About 95 per cent of such cases settle for dramatically more than the legal case is worth. With a properly drafted NDA, in return for paying money, that company or its executive escapes public censure, morale issues with other employees, difficulty in recruiting new ones and potentially can avoid a scandal that might cause advertisers, customers or suppliers to refuse to continue to do business with it. What is it worth to that company for such information to be kept out of the public eye?
The lawsuit itself is generally worth comparatively little. Sexual harassment itself is generally awarded $10,000 to $25,000 in human rights damages and the dismissal a number of months’ severance, which, for the average Canadian, is less than $100,000. Will that genuinely compensate the woman in question (if it is a woman) for the emotional trauma and potentially damaged career? If all of that can be proved, it might be worth another $50,000 or so. Is that sufficient compensation? Even in the extreme case of rape, a payout might not exceed $150,000, unless an inability to work again can be proven.
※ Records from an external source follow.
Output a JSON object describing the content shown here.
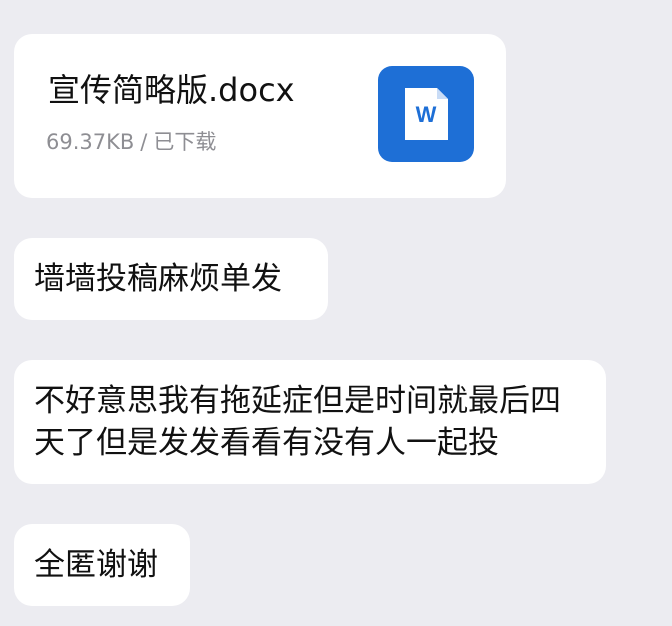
{
  "file_message": {
    "file_name": "宣传简略版.docx",
    "file_size": "69.37KB",
    "separator": "/",
    "download_status": "已下载",
    "icon": "word-document-icon",
    "icon_letter": "W",
    "icon_color": "#1e6fd6"
  },
  "messages": [
    {
      "text": "墙墙投稿麻烦单发"
    },
    {
      "text": "不好意思我有拖延症但是时间就最后四天了但是发发看看有没有人一起投"
    },
    {
      "text": "全匿谢谢"
    }
  ],
  "colors": {
    "background": "#ececf1",
    "bubble": "#ffffff",
    "secondary_text": "#8e8e93"
  }
}
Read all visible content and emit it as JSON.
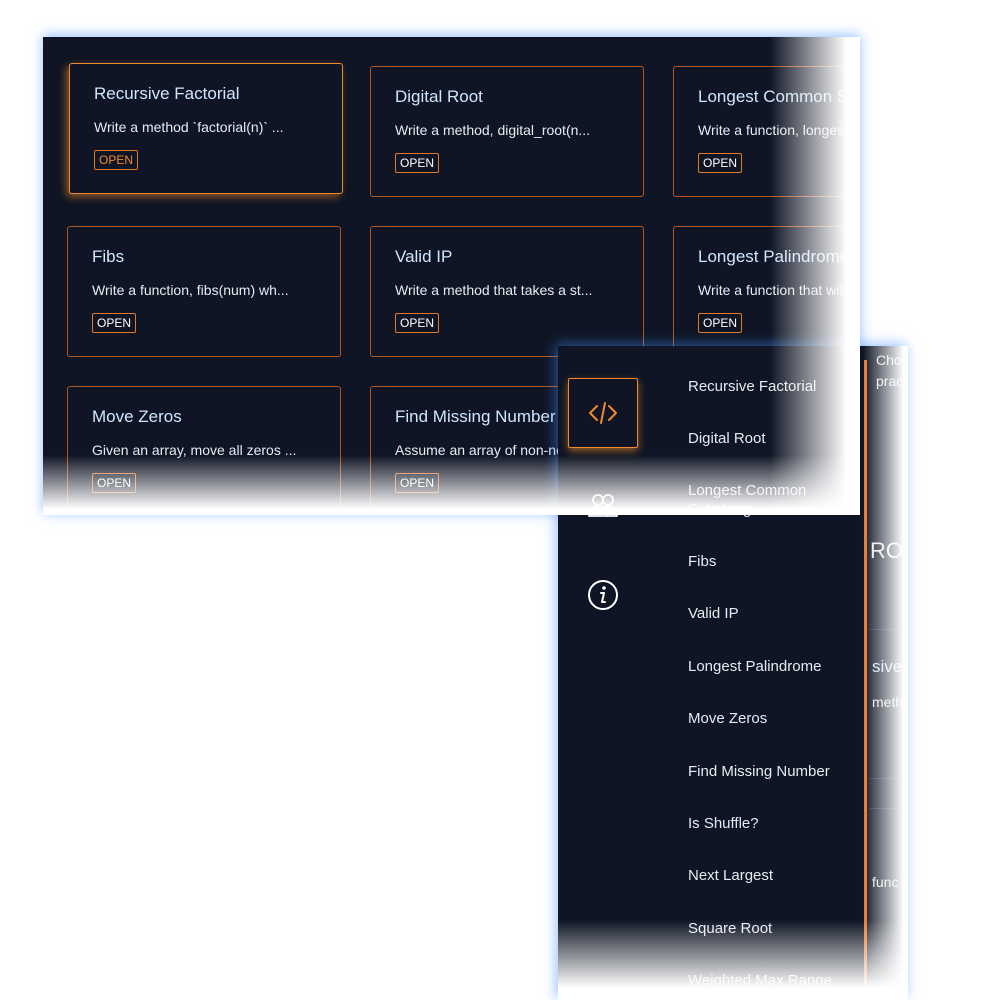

By contrast, in return for an NDA, a company might, and often is, prepared to pay hundreds of thousands of dollars or, in the right cases, north, sometimes considerably so, of one million dollars for silence. After all, the publicity from the case could be much more damaging to the employer’s brand than that, even in the hundreds of millions and beyond. Although not in that stratosphere, look at the brand damage the Lisa Laflamme affair has caused Bell Media.
The proof (of whether victims support the abolition of NDAs) is, as they say, in the pudding. When clients who have signed NDAs have asked me about going public with their plight and I pointed out that they would have to repay the hundreds of thousands of dollars negotiated, without an exception they recoiled instantly from the thought.
Who then will be the victims of the left’s new cause du jour?
The arguments raised against NDAs include that, without them, predators will be free to ravage again with impunity. That harkens back to a bygone era. In our era of corporate governance, the outcome is different and I see it all the time. Usually, codes of conduct prohibit inappropriate actions and the perpetrators are quickly dispatched as part of the employer’s crisis management. But when that (rarely) does not occur, two things happen. First, the perpetrator is put on a final warning and the conduct becomes very unlikely to recur. Second, if it does and appropriate protections are not put into place for potential future victims, the enablers — such as potentially the general counsel or vice-president of human resources — who do not put in place those protections or warn future potential victims of their risks are potentially liable in negligence to the new victim. That has its own prophylactic impact.
Another argument raised is that they cannot discuss their experience with a therapist. But such an exception can and is negotiated as long as the therapist has the same confidentiality obligation, which they will.
The final argument raised against NDAs by the credulous left is that individuals are “coerced” to sign them. That same argument can be made, of course, respecting any employee signing any severance agreement: no signature, no payment of the negotiated amount.
But with NDAs, the real pressure — although I would not rashly call it coercion — is not on the employee, but on the company, which is invariably the party most desperate to put the situation quietly behind it by paying significant compensation to have it buried, encased in concrete, deep beneath the ocean. Only then can they take a deep breath of relief — and the victim be truly compensated.